2. Zunächst sei ausgeführt, dass § 12 AuslBG nicht nur für Fremde gilt, die über keine Niederlassungsbewilligung verfügen, sondern auch für Fremde mit einer nicht der Quotenpflicht unterliegenden Niederlassungsbewilligung, die, wie der Beschwerdeführer, (erstmals) eine Niederlassungsbewilligung im Rahmen der Quote für unselbständige Schlüsselkräfte anstreben. Dies ergibt sich daraus, dass ansonsten zwar bei Fremden ohne Niederlassungsbewilligung für die Neuzulassung als Schlüsselkraft die Zuständigkeits- und Verfahrensvorschriften des § 12 AuslBG einzuhalten wären, während bei Fremden mit Niederlassungsbewilligung, die ebenso neu als Schlüsselkräfte zugelassen werden sollen, - ohne ersichtlichen Grund - keine entsprechenden Vorschriften bestünden.
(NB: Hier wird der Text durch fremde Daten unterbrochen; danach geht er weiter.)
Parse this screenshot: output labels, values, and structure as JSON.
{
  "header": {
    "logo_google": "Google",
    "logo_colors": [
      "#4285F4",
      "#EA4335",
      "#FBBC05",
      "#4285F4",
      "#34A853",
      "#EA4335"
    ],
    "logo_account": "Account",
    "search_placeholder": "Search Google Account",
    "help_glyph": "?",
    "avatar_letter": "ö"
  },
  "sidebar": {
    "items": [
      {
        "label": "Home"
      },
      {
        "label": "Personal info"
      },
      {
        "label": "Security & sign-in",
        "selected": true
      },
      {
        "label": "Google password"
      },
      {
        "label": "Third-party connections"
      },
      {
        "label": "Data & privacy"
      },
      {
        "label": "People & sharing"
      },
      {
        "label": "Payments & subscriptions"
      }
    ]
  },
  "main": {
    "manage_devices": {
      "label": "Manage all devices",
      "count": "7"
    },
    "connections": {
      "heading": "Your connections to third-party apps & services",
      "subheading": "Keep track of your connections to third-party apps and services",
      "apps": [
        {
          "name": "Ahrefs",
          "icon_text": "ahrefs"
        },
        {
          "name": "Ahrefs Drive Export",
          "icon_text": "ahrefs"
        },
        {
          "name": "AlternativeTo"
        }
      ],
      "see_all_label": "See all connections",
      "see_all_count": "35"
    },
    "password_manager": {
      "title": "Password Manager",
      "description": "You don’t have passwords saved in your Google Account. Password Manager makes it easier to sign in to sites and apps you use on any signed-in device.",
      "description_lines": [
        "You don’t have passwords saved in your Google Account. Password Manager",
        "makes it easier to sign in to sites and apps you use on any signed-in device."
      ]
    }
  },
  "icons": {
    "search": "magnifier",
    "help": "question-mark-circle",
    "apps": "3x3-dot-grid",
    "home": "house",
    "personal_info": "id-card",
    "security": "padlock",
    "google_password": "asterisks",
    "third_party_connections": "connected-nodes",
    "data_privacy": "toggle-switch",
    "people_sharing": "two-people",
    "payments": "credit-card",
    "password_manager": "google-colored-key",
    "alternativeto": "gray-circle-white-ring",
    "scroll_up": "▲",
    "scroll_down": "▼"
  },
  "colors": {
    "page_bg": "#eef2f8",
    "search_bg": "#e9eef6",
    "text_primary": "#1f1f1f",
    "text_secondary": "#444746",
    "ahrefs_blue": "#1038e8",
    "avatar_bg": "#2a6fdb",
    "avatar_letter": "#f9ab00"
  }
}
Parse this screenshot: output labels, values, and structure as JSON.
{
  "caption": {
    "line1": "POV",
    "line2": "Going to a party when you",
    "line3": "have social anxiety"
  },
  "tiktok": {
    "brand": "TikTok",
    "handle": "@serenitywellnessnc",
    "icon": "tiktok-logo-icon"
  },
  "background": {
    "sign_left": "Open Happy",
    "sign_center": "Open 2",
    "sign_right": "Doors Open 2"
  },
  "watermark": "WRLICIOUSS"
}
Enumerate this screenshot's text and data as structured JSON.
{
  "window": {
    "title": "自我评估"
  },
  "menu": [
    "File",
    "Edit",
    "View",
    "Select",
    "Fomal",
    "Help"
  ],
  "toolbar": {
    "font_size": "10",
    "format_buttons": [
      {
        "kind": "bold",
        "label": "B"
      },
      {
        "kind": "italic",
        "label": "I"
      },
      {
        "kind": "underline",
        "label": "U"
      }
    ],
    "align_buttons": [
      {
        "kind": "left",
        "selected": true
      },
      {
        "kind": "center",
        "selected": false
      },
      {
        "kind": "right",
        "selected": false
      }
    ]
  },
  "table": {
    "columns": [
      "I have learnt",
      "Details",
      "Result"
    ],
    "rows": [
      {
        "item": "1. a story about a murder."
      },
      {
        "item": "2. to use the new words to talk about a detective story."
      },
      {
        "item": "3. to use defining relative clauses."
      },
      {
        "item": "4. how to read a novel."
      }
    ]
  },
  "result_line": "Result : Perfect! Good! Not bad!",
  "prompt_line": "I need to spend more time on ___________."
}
Auch die Überschrift des lediglich aus § 12 bestehenden Abschnittes IIa des AuslBG "Sonderbestimmungen für die Neuzulassung von Schlüsselkräften" spricht für diese Auslegung.

3. Die belangte Behörde hat den Antrag des Beschwerdeführers mit der Begründung abgewiesen, dass der Beschwerdeführer das in § 2 Abs. 5 AuslBG normierte Mindesteinkommen für die Stellung als unselbständige Schlüsselkraft (EUR 2.100,-- brutto monatlich im Jahr 2003) nicht erreiche.

Der Beschwerdeführer bekämpft die Ansicht, dass ihm die beantragte Bewilligung nur bei Erfüllung der Voraussetzungen als unselbständige Schlüsselkraft zu erteilen sei, nicht, bringt jedoch vor, im Verwaltungsverfahren ohnehin ein hiezu ausreichendes Einkommen nachgewiesen zu haben.

4. Zur Überprüfung der Voraussetzungen gemäß § 2 Abs. 5 AuslBG sind Anträge auf Erteilung einer Niederlassungsbewilligung für unselbständige Schlüsselkräfte vom Landeshauptmann als Niederlassungsbehörde gemäß § 12 Abs. 3 AuslBG an die regionale Geschäftsstelle des Arbeitsmarktservice zu übermitteln. Liegen diese Voraussetzungen nicht vor, so hat diese Geschäftsstelle gemäß § 12 Abs. 5 AuslBG die Zulassung mit - gemäß § 12 Abs. 7 leg. cit. bei der Landesgeschäftsstelle des Arbeitsmarktservice anfechtbarem - Bescheid zu versagen. Das Verfahren bei der Niederlassungsbehörde ist diesfalls gemäß § 89 Abs. 1a dritter Satz FrG formlos einzustellen.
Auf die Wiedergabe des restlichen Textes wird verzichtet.